The Reserve bank of Australia (RBA) increased rates by 0,25% for the third consecutive month to 3,75%. While the decision did not come as surprise (it was forecasted by 19 of 20 economists surveyed by Bloomberg News), it was far from sure and was criticized by the Australian Industry Group Chief Executive Heather Ridout, who said in a Bloomberg interview that policy makers “could have afforded to take a pause until the New Year when the business outlook is clearer.”
In the Governor Steven’s statement released at the end of the meeting were underlined the reasons behind the rate hike. As regards economic outlook, Steven said that “Prospects for ongoing expansion of private demand, including business investment, have been strengthening. There have been some early signs of an improvement in labor market conditions. The rate of unemployment is now likely to peak at a considerably lower level than earlier expected”. As regards inflation Steven said that “inflation should continue to moderate in the near term, though it will probably not fall as far as thought likely six months ago.” Steven also indicated that the rise in exchange rate during this year will have the effect to dampen both in inflation and growth (via external sector) in the medium term.
Finally, Steven said that “These material adjustments to the stance of monetary policy will, in the Board’s view, work to increase the sustainability of growth in economic activity and keep inflation consistent with the target over the years ahead.”
Having increased rates for a third straight month, the RBA is likely to wait some months before taking other tightening steps to see the effect of recent rate increase on the real economy. Notwithstanding the positive signals recently came from both the labor market (employees increased by 24,5k in October) and the residential sector (house prices rose by 10% this year) the inflation is likely to remain subdue in the medium term due to the low level of capacity utilization worldwide. The RBA will not have a meeting until February 2010, and rates may remain unchanged a bit longer, even though rates are expected to continue rising in 2010.

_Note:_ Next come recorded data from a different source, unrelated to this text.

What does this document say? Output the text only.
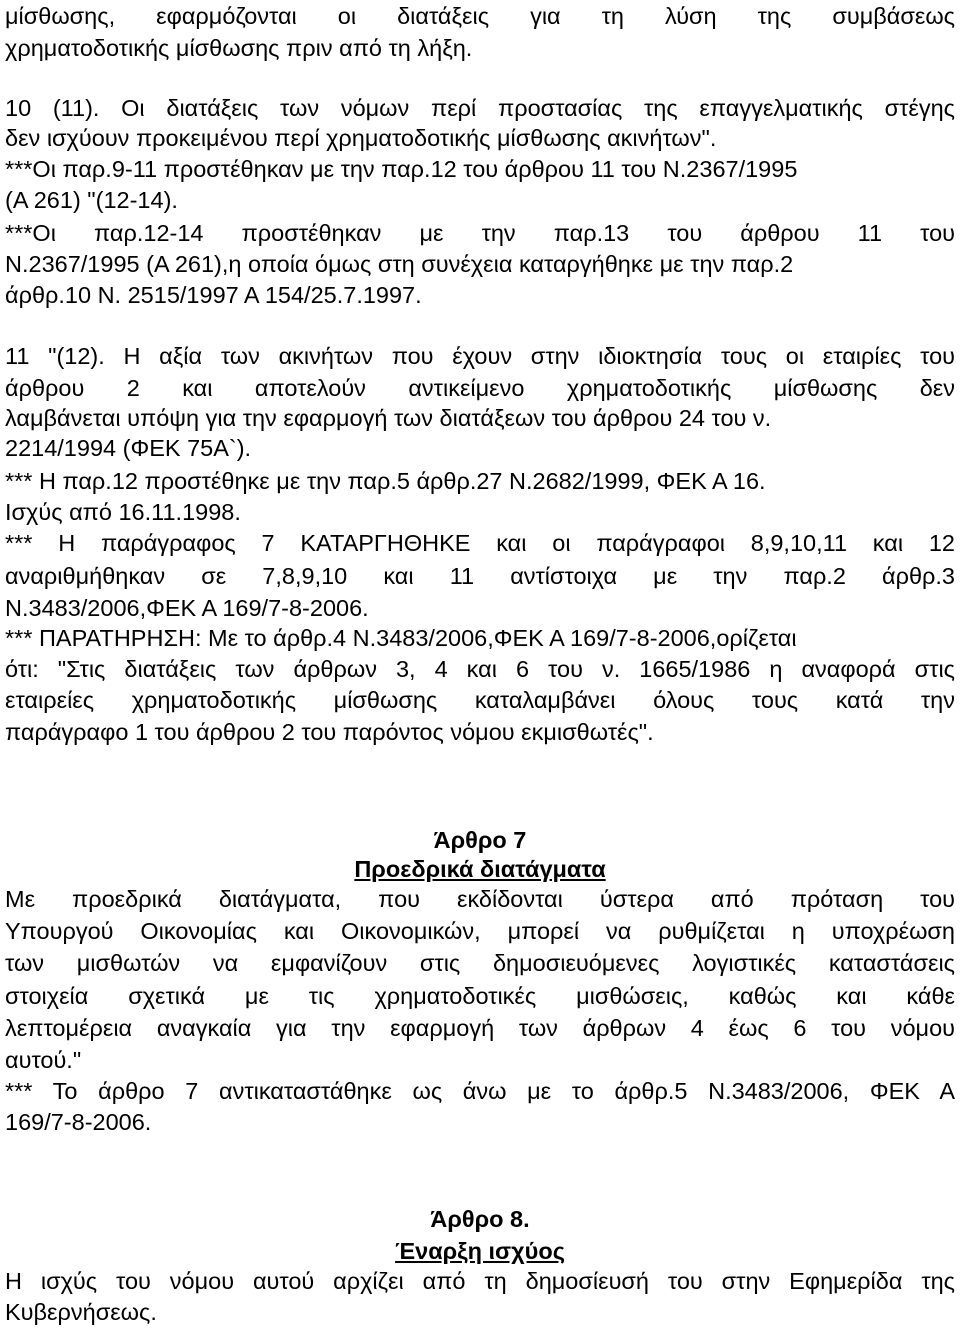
μίσθωσης, εφαρμόζονται οι διατάξεις για τη λύση της συμβάσεως
χρηματοδοτικής μίσθωσης πριν από τη λήξη.
10 (11). Οι διατάξεις των νόμων περί προστασίας της επαγγελματικής στέγης
δεν ισχύουν προκειμένου περί χρηματοδοτικής μίσθωσης ακινήτων".
***Οι παρ.9-11 προστέθηκαν με την παρ.12 του άρθρου 11 του Ν.2367/1995
(Α 261) "(12-14).
***Οι παρ.12-14 προστέθηκαν με την παρ.13 του άρθρου 11 του
Ν.2367/1995 (Α 261),η οποία όμως στη συνέχεια καταργήθηκε με την παρ.2
άρθρ.10 Ν. 2515/1997 Α 154/25.7.1997.
11 "(12). Η αξία των ακινήτων που έχουν στην ιδιοκτησία τους οι εταιρίες του
άρθρου 2 και αποτελούν αντικείμενο χρηματοδοτικής μίσθωσης δεν
λαμβάνεται υπόψη για την εφαρμογή των διατάξεων του άρθρου 24 του ν.
2214/1994 (ΦΕΚ 75Α`).
*** Η παρ.12 προστέθηκε με την παρ.5 άρθρ.27 Ν.2682/1999, ΦΕΚ Α 16.
Ισχύς από 16.11.1998.
*** Η παράγραφος 7 ΚΑΤΑΡΓΗΘΗΚΕ και οι παράγραφοι 8,9,10,11 και 12
αναριθμήθηκαν σε 7,8,9,10 και 11 αντίστοιχα με την παρ.2 άρθρ.3
Ν.3483/2006,ΦΕΚ Α 169/7-8-2006.
*** ΠΑΡΑΤΗΡΗΣΗ: Με το άρθρ.4 Ν.3483/2006,ΦΕΚ Α 169/7-8-2006,ορίζεται
ότι: "Στις διατάξεις των άρθρων 3, 4 και 6 του ν. 1665/1986 η αναφορά στις
εταιρείες χρηματοδοτικής μίσθωσης καταλαμβάνει όλους τους κατά την
παράγραφο 1 του άρθρου 2 του παρόντος νόμου εκμισθωτές".
Άρθρο 7
Προεδρικά διατάγματα
Με προεδρικά διατάγματα, που εκδίδονται ύστερα από πρόταση του
Υπουργού Οικονομίας και Οικονομικών, μπορεί να ρυθμίζεται η υποχρέωση
των μισθωτών να εμφανίζουν στις δημοσιευόμενες λογιστικές καταστάσεις
στοιχεία σχετικά με τις χρηματοδοτικές μισθώσεις, καθώς και κάθε
λεπτομέρεια αναγκαία για την εφαρμογή των άρθρων 4 έως 6 του νόμου
αυτού."
*** Το άρθρο 7 αντικαταστάθηκε ως άνω με το άρθρ.5 Ν.3483/2006, ΦΕΚ Α
169/7-8-2006.
Άρθρο 8.
Έναρξη ισχύος
Η ισχύς του νόμου αυτού αρχίζει από τη δημοσίευσή του στην Εφημερίδα της
Κυβερνήσεως.
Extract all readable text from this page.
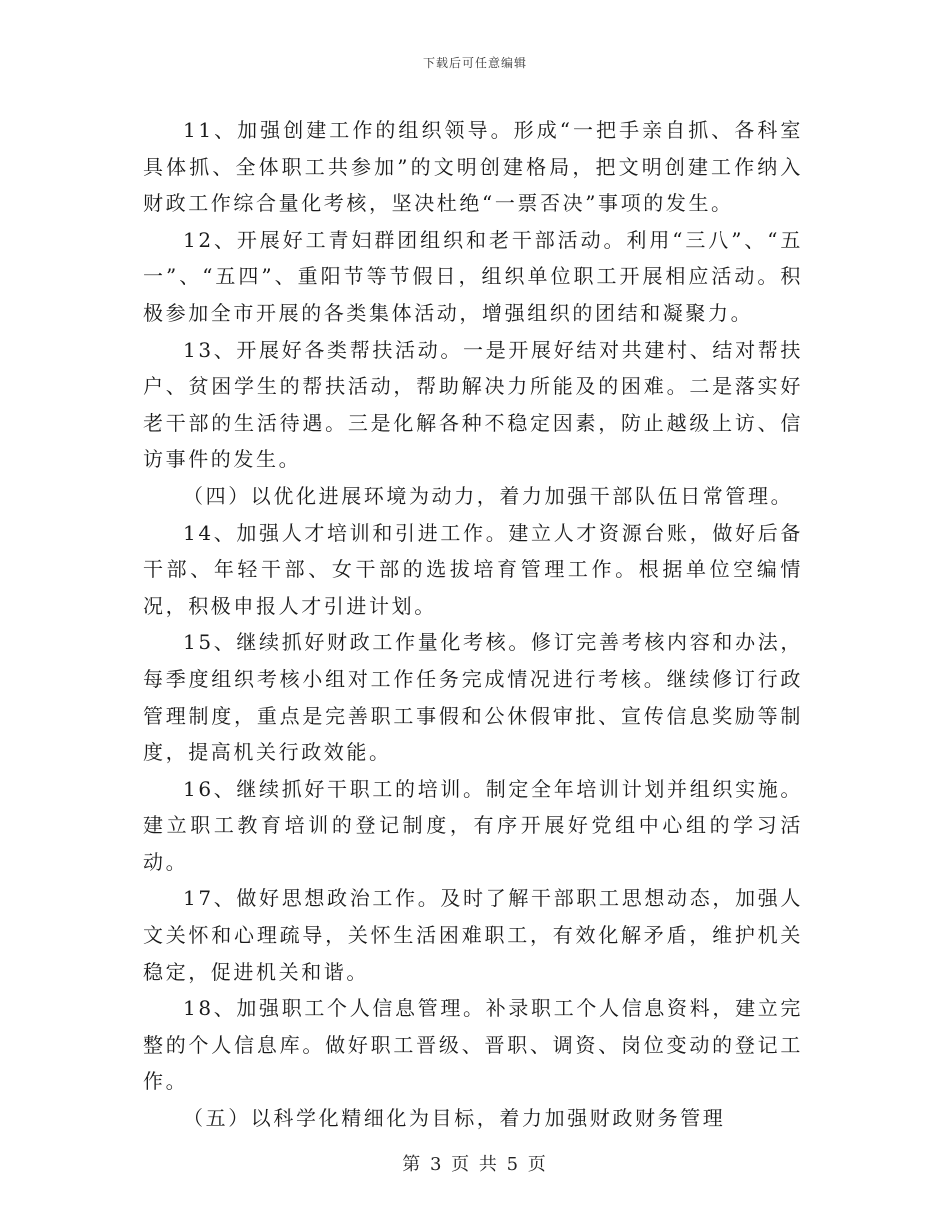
下载后可任意编辑

11、加强创建工作的组织领导。形成“一把手亲自抓、各科室具体抓、全体职工共参加”的文明创建格局，把文明创建工作纳入财政工作综合量化考核，坚决杜绝“一票否决”事项的发生。

12、开展好工青妇群团组织和老干部活动。利用“三八”、“五一”、“五四”、重阳节等节假日，组织单位职工开展相应活动。积极参加全市开展的各类集体活动，增强组织的团结和凝聚力。

13、开展好各类帮扶活动。一是开展好结对共建村、结对帮扶户、贫困学生的帮扶活动，帮助解决力所能及的困难。二是落实好老干部的生活待遇。三是化解各种不稳定因素，防止越级上访、信访事件的发生。

（四）以优化进展环境为动力，着力加强干部队伍日常管理。

14、加强人才培训和引进工作。建立人才资源台账，做好后备干部、年轻干部、女干部的选拔培育管理工作。根据单位空编情况，积极申报人才引进计划。

15、继续抓好财政工作量化考核。修订完善考核内容和办法，每季度组织考核小组对工作任务完成情况进行考核。继续修订行政管理制度，重点是完善职工事假和公休假审批、宣传信息奖励等制度，提高机关行政效能。

16、继续抓好干职工的培训。制定全年培训计划并组织实施。建立职工教育培训的登记制度，有序开展好党组中心组的学习活动。

17、做好思想政治工作。及时了解干部职工思想动态，加强人文关怀和心理疏导，关怀生活困难职工，有效化解矛盾，维护机关稳定，促进机关和谐。

18、加强职工个人信息管理。补录职工个人信息资料，建立完整的个人信息库。做好职工晋级、晋职、调资、岗位变动的登记工作。

（五）以科学化精细化为目标，着力加强财政财务管理

第 3 页 共 5 页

In Japan, the Bank of Japan decided today in an emergency meeting to provide short-term loans to commercial banks amid pressure from Prime Minister Yukio Hatoyama’s administration to address falling prices and the yen’s surge last month to a 14-year high of 84.83 per dollar. The size of the short term loans is JPY10trilion, while the Central Banks monthly purchases of Government Bond remain unchanged at JPY1,8trilion. Today’s decision is another desperate move by Japanese monetary policy makers to bring the economy out from deflation and to face a rising Yen. We continue to do not see any reason to invest in Japanese asset classes by now, particularly in Japanese Government bond, as we said in the post “Away from the Empire of rising sun”.